Village in Lorestan province, Iran

Keryeh-ye Yek (کريه يک) (Note: Formerly known as Keryeh Sheykh Ali Khodadad (کريه شيخ علي خداداد})), also romanized as Keryeh Sheykh ʿAlī Khodādād; also known as Keryeh 3, and Khodādād (خداداد)) is a village in Teshkan Rural District of the Central District (Note: Formerly Chegeni District) in Chegeni County, (Note: Formerly Dowreh County) Lorestan province, Iran.

==Demographics==
===Population===
At the time of the 2006 National Census, the village's population, as Keryeh Sheykh Ali Khodadad, was 82 in 16 households, when it was in the former Dowreh-ye Chegeni District of Khorramabad County.
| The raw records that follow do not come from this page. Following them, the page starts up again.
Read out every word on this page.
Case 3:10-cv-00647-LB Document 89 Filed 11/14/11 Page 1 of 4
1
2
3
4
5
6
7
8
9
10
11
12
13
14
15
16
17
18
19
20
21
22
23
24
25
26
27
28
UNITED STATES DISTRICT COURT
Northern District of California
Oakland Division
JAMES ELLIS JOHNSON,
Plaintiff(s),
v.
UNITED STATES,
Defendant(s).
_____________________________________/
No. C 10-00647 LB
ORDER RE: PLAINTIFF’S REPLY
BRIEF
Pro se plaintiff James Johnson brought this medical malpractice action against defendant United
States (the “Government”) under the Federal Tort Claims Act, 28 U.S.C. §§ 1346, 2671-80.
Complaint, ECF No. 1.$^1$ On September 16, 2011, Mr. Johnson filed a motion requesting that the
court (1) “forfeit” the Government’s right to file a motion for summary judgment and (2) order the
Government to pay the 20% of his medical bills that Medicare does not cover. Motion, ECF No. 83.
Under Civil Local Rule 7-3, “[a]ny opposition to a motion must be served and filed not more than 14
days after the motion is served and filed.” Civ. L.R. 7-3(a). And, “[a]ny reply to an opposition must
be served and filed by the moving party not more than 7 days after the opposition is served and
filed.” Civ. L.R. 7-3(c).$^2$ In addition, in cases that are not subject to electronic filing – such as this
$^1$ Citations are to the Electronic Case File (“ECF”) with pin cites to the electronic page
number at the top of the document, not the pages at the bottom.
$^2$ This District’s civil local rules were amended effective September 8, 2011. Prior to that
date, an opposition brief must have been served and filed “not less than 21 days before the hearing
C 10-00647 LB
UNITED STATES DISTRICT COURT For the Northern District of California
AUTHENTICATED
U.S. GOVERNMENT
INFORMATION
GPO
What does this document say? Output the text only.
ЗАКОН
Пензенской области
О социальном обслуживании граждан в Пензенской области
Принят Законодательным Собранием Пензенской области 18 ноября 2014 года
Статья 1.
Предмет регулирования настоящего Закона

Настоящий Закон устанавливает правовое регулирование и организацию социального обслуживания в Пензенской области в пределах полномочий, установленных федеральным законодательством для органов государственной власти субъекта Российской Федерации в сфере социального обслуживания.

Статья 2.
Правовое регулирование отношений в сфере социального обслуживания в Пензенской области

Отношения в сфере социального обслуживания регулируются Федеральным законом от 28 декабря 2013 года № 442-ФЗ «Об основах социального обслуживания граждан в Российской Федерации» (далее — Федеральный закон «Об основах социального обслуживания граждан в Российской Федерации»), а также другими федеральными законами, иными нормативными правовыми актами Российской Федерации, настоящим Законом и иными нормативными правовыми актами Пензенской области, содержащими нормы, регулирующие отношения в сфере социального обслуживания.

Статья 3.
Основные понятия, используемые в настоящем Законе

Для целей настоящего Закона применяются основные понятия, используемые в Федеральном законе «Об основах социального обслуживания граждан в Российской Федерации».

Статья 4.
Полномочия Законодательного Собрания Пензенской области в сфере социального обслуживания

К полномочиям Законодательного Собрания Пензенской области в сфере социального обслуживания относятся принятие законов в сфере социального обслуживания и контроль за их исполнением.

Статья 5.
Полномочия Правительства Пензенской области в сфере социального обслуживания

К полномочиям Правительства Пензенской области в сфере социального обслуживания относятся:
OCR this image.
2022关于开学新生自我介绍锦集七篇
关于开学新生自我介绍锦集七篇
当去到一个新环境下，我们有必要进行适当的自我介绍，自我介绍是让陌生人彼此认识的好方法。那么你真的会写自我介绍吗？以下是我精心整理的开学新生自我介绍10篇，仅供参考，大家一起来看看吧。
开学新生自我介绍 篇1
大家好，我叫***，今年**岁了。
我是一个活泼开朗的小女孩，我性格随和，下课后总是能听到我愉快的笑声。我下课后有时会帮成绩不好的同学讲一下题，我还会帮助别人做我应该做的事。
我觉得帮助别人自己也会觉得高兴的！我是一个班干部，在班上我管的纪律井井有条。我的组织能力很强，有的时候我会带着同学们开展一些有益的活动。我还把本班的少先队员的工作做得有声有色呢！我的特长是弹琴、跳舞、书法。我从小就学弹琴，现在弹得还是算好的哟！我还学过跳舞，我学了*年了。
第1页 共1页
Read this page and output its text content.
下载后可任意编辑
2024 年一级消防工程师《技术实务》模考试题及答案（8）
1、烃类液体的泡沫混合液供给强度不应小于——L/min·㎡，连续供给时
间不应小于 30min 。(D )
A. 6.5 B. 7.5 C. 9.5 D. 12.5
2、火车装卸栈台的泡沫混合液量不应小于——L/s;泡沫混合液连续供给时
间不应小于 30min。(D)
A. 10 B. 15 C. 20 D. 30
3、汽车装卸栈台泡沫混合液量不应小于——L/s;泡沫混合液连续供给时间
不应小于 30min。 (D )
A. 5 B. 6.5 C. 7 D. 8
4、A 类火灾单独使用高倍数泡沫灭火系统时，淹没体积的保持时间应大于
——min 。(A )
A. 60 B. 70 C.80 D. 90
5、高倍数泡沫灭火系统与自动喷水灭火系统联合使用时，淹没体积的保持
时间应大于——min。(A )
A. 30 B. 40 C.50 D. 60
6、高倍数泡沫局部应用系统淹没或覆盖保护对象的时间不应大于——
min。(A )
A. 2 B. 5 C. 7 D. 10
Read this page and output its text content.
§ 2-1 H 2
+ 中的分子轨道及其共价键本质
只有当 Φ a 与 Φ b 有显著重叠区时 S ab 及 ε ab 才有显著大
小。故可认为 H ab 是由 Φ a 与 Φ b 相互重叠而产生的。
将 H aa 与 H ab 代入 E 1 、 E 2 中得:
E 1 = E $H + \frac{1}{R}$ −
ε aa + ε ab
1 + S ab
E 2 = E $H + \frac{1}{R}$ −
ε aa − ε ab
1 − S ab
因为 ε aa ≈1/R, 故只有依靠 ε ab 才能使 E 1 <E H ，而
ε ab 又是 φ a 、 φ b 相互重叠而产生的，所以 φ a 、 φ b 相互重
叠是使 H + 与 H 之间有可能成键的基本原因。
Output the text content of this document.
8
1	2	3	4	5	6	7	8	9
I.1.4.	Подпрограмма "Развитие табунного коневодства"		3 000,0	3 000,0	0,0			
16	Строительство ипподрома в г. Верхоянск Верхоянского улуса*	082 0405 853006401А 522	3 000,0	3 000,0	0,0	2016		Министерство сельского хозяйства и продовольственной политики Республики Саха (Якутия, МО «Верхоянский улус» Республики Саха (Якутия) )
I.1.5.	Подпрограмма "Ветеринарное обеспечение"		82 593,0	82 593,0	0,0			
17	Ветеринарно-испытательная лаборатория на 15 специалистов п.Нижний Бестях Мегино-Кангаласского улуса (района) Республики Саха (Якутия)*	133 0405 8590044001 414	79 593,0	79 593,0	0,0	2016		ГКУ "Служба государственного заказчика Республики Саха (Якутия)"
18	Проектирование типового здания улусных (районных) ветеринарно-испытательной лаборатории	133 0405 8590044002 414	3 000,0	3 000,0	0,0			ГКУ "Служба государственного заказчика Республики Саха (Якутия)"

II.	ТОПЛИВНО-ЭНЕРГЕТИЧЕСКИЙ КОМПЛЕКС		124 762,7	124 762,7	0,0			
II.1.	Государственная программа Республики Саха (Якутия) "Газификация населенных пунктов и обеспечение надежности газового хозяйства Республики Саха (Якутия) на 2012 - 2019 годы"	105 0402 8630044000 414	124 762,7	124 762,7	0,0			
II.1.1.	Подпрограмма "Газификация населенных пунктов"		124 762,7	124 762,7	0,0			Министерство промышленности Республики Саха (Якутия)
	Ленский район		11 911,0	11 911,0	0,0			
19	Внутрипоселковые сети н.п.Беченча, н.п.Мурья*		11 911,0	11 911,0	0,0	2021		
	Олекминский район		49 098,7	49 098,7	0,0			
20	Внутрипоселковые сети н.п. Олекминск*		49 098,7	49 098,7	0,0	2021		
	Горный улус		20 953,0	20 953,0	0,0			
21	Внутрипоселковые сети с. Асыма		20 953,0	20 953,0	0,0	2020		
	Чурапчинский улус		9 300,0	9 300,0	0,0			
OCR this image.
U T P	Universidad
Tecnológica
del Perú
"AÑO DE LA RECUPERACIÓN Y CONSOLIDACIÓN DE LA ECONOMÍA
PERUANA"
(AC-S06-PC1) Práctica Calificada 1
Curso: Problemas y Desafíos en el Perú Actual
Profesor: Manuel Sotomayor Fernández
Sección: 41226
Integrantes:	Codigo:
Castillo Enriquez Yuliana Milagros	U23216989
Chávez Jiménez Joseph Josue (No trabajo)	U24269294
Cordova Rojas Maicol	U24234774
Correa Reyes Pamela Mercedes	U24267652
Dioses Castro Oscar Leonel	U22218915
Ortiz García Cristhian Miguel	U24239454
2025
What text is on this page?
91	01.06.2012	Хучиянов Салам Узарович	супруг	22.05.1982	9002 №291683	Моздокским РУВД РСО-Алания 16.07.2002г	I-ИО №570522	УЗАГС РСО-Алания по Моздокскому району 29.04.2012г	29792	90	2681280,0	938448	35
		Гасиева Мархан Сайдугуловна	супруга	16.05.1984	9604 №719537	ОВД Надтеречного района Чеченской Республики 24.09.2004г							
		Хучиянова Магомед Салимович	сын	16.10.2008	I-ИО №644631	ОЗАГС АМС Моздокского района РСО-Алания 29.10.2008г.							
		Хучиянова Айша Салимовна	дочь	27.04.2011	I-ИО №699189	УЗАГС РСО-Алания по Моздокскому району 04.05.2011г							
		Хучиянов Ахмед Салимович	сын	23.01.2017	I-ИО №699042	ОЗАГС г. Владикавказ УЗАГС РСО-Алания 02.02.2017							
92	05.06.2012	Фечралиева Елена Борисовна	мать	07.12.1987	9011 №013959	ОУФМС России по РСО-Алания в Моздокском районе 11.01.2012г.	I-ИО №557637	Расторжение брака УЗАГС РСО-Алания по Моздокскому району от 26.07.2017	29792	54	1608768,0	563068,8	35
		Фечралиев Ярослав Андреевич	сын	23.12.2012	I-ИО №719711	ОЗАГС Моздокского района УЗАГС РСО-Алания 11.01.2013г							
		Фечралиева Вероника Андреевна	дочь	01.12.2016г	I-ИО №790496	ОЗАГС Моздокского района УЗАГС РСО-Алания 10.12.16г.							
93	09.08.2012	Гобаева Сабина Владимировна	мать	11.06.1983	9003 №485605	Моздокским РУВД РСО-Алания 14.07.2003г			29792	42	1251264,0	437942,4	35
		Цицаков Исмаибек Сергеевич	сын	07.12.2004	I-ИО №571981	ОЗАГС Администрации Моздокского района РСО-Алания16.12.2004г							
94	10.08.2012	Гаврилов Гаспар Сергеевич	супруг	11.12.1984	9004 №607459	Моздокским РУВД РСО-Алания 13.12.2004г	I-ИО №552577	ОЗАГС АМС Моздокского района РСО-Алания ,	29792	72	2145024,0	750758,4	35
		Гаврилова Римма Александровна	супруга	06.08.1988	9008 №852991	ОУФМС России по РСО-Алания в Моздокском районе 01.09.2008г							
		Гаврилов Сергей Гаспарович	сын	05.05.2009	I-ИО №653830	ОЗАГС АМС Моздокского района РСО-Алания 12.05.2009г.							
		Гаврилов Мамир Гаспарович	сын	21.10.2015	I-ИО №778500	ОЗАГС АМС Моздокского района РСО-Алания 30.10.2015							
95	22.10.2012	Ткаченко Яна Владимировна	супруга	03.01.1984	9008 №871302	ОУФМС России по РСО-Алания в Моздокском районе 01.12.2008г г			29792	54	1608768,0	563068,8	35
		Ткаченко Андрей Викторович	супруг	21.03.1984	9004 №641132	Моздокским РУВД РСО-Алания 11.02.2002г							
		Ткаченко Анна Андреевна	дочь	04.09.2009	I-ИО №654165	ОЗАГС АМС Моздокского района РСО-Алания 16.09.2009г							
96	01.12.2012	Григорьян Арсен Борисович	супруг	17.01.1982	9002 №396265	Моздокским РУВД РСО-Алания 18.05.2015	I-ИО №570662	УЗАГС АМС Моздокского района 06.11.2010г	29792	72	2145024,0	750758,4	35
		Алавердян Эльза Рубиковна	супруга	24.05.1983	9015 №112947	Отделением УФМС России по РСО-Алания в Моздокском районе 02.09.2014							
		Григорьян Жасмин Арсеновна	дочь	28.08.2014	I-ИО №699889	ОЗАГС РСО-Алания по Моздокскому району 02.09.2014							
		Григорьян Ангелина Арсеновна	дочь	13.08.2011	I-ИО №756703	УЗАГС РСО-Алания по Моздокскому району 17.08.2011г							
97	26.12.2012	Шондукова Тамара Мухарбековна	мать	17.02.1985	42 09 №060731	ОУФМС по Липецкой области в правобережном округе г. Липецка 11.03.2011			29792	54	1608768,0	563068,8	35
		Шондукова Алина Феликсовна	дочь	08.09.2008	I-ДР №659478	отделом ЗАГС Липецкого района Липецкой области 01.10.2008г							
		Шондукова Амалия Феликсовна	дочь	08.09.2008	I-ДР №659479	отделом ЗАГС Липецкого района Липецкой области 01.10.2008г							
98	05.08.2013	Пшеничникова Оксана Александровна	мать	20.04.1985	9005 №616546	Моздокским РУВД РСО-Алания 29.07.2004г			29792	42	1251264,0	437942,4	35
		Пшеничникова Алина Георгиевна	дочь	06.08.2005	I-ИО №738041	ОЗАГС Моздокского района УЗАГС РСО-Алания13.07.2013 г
The following census in 2011 counted 65 people in 15 households, by which time the district had been separated from the county in the establishment of Dowreh County. (Note: Renamed Chegeni County) The rural district was transferred to the new Chegeni District, (Note: Renamed the Central District) and the village was listed as Keryeh-ye Yek. The 2016 census measured the population of the village as 58 people in 15 households.